The article describes how the scientists used 16S rDNA hypervariable tag sequencing to assess breast tissue microbial signatures in intraoperatively obtained samples. With this approach, the scientists were able to show that the breast tissue microbiome is different from the microbiota of breast skin tissue, breast skin swabs, and buccal swabs. Essentially, the scientists confirmed the presence of a distinct breast tissue microbiome, one that is different from the microbiome of the overlying breast skin.
“Furthermore, we identify distinct microbial communities in breast tissues from women with cancer as compared to women with benign breast disease,” wrote the authors of the study. “Malignancy correlated with enrichment in taxa of lower abundance including the genera Fusobacterium, Atopobium, Gluconacetobacter, Hydrogenophaga, and Lactobacillus.”
According to Amy Degnim, M.D., a breast surgical oncologist at Mayo Clinic and one of the study’s co-authors, it remains unclear whether small shifts in microbial communities, the presence of a virulent pathogenic strain, or the absence of a beneficial one might be responsible for promoting the development of cancer in the breast microbiome. However, she says the findings of this study will spur further research to identify potential causes of breast cancer development and new microbial-based prevention therapies.

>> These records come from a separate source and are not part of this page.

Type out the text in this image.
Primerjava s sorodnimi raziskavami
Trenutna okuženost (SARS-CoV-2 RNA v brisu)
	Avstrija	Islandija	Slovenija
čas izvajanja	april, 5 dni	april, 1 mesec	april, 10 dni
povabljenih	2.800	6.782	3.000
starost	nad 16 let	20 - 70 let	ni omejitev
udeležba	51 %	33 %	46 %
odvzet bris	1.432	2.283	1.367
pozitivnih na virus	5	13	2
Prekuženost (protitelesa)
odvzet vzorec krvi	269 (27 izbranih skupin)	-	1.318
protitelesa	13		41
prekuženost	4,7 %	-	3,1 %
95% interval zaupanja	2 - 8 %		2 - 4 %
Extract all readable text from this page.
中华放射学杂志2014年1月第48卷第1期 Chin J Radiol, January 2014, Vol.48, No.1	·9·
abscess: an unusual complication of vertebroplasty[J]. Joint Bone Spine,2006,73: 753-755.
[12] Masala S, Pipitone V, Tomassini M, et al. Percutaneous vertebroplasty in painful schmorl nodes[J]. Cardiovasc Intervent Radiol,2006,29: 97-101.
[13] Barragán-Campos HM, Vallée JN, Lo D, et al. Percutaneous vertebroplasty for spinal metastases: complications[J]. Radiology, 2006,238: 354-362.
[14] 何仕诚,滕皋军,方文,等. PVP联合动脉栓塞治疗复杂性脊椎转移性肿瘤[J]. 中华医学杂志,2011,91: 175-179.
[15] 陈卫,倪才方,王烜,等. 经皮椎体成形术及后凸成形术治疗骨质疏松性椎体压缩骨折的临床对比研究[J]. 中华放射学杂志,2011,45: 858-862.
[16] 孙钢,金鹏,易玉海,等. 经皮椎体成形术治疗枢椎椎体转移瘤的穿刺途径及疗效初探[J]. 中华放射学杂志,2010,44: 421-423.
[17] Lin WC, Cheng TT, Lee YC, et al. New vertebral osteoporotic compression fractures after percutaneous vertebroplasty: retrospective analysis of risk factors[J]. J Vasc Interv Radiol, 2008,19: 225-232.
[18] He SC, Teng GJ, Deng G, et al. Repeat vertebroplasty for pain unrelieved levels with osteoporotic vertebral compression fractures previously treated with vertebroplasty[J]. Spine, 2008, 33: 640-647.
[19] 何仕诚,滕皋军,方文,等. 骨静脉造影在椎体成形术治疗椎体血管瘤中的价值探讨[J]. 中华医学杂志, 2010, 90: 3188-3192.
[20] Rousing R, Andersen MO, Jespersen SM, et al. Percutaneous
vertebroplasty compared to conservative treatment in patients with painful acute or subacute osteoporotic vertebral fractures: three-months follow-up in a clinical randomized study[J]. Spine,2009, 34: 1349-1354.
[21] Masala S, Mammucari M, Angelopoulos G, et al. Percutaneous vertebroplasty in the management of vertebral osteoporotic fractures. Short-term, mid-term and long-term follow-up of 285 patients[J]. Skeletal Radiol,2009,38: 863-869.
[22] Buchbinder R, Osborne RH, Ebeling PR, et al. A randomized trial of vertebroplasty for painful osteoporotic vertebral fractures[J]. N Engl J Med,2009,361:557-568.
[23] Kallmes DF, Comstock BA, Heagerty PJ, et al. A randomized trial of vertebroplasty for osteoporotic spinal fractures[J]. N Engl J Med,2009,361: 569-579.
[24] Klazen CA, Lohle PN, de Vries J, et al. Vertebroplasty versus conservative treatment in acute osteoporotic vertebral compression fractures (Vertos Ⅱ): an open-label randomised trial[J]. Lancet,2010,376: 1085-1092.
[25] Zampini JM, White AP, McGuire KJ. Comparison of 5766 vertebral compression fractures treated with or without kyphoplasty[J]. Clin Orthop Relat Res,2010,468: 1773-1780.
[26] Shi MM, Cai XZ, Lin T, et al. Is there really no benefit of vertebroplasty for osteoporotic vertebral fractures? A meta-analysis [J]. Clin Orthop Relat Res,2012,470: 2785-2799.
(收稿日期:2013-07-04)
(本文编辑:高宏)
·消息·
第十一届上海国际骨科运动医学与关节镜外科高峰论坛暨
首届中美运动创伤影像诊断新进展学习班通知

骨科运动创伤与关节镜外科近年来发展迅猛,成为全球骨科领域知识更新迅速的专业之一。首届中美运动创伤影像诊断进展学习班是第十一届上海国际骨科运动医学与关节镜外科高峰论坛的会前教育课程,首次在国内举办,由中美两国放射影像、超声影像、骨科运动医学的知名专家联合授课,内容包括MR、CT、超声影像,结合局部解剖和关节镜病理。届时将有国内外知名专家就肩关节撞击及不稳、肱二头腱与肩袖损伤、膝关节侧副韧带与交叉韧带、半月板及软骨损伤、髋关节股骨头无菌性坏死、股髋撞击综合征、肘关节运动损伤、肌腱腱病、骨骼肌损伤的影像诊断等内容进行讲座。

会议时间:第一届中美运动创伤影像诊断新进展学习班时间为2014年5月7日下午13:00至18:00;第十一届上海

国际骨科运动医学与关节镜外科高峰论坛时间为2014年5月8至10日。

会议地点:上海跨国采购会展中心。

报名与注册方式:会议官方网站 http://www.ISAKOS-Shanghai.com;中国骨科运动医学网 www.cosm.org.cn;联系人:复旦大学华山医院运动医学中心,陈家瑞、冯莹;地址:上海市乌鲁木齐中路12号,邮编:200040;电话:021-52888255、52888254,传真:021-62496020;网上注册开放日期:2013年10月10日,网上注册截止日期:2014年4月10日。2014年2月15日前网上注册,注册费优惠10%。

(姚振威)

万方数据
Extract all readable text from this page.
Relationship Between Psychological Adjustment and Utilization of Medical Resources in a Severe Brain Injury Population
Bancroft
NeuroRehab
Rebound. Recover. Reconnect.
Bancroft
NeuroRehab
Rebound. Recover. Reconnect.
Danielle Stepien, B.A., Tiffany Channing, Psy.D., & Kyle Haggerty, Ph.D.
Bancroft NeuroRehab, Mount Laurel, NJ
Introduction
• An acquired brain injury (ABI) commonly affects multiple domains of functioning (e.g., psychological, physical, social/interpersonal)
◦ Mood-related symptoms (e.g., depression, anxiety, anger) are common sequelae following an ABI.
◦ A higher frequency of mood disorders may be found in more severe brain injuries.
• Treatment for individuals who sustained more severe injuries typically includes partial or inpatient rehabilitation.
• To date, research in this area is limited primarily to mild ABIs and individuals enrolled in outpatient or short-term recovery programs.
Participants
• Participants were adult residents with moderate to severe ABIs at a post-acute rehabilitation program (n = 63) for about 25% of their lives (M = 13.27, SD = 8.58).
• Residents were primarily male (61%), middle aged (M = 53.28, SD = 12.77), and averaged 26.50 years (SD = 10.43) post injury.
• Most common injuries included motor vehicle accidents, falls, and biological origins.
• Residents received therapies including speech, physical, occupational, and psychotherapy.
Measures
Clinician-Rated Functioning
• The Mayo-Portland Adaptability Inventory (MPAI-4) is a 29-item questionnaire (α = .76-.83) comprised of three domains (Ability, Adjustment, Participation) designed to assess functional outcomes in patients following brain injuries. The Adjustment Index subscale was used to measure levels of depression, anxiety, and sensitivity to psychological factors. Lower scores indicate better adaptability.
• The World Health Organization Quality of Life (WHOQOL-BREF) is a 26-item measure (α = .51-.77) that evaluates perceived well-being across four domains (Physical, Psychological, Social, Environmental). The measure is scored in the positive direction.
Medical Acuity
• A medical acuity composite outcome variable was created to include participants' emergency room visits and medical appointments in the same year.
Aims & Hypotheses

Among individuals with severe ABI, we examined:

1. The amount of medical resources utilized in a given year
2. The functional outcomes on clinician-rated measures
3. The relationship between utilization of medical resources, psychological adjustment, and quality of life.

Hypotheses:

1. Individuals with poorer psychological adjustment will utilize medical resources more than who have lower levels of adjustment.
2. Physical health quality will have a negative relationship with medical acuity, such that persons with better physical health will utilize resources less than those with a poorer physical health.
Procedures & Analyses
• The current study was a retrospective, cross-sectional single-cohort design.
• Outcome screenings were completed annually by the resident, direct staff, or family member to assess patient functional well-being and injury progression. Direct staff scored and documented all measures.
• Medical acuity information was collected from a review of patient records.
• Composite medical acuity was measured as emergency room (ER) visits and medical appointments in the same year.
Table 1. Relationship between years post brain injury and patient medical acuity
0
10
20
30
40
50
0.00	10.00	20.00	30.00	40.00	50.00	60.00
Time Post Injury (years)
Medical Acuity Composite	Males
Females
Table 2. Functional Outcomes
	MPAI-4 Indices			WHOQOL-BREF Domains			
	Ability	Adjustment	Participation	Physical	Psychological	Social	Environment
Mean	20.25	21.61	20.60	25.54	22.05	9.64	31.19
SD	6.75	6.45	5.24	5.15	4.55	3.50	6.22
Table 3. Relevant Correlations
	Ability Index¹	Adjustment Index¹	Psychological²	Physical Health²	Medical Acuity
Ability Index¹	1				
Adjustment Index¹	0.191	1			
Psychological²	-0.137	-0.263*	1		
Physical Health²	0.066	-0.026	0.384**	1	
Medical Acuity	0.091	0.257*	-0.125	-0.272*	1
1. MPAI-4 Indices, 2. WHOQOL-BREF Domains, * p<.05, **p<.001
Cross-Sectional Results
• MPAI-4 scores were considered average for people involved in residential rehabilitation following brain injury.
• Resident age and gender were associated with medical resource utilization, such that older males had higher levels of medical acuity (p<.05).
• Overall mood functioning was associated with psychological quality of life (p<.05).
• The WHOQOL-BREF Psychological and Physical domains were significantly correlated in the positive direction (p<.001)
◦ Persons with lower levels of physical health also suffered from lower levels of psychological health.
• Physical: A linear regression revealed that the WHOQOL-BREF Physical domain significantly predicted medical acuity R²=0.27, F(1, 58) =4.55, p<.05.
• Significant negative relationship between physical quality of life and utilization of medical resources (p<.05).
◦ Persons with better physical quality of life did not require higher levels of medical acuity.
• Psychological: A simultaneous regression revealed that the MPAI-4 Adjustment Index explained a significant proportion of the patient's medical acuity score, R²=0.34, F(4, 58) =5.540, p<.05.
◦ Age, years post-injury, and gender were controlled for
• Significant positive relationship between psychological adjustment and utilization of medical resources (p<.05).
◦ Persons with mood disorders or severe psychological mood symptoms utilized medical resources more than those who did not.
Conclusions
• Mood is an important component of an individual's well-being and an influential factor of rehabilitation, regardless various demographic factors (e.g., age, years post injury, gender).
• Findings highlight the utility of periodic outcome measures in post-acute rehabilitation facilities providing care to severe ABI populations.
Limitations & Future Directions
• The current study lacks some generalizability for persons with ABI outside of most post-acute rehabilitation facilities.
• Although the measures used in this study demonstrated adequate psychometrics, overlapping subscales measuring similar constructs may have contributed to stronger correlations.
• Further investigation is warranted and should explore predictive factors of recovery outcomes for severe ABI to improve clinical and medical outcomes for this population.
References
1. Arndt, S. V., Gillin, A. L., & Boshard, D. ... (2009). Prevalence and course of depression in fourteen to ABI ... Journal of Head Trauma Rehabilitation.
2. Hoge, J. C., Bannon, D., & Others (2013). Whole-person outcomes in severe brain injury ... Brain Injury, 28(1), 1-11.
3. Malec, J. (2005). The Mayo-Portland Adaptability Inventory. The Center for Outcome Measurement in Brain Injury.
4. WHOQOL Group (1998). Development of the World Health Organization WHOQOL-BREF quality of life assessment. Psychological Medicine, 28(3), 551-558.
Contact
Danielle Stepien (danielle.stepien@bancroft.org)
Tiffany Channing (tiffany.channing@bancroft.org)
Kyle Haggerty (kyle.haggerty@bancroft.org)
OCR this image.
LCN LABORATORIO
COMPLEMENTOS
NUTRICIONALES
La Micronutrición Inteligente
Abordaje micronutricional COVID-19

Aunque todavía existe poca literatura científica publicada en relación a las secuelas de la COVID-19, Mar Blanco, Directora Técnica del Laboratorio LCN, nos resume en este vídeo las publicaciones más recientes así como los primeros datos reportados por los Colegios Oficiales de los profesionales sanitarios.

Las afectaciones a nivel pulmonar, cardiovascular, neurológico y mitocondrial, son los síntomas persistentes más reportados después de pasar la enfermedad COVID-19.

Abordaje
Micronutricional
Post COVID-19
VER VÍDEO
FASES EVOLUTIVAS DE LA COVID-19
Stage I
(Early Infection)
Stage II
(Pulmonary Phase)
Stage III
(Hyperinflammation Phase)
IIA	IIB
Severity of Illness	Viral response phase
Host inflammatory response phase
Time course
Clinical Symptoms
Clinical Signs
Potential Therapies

“Differences in the microbiome have been implicated in cancer development at a variety of body sites, including stomach, colon, liver, lung and skin,” noted Dr. Degnim. “There is,” added Nick Chia, Ph.D., a microbiome researcher at Mayo Clinic, “mounting evidence that changes in the breast microbiome may be implicated in cancer development and the aggressiveness of cancer and that eliminating dangerous microorganisms or restoring normal microbiota may reverse this process.”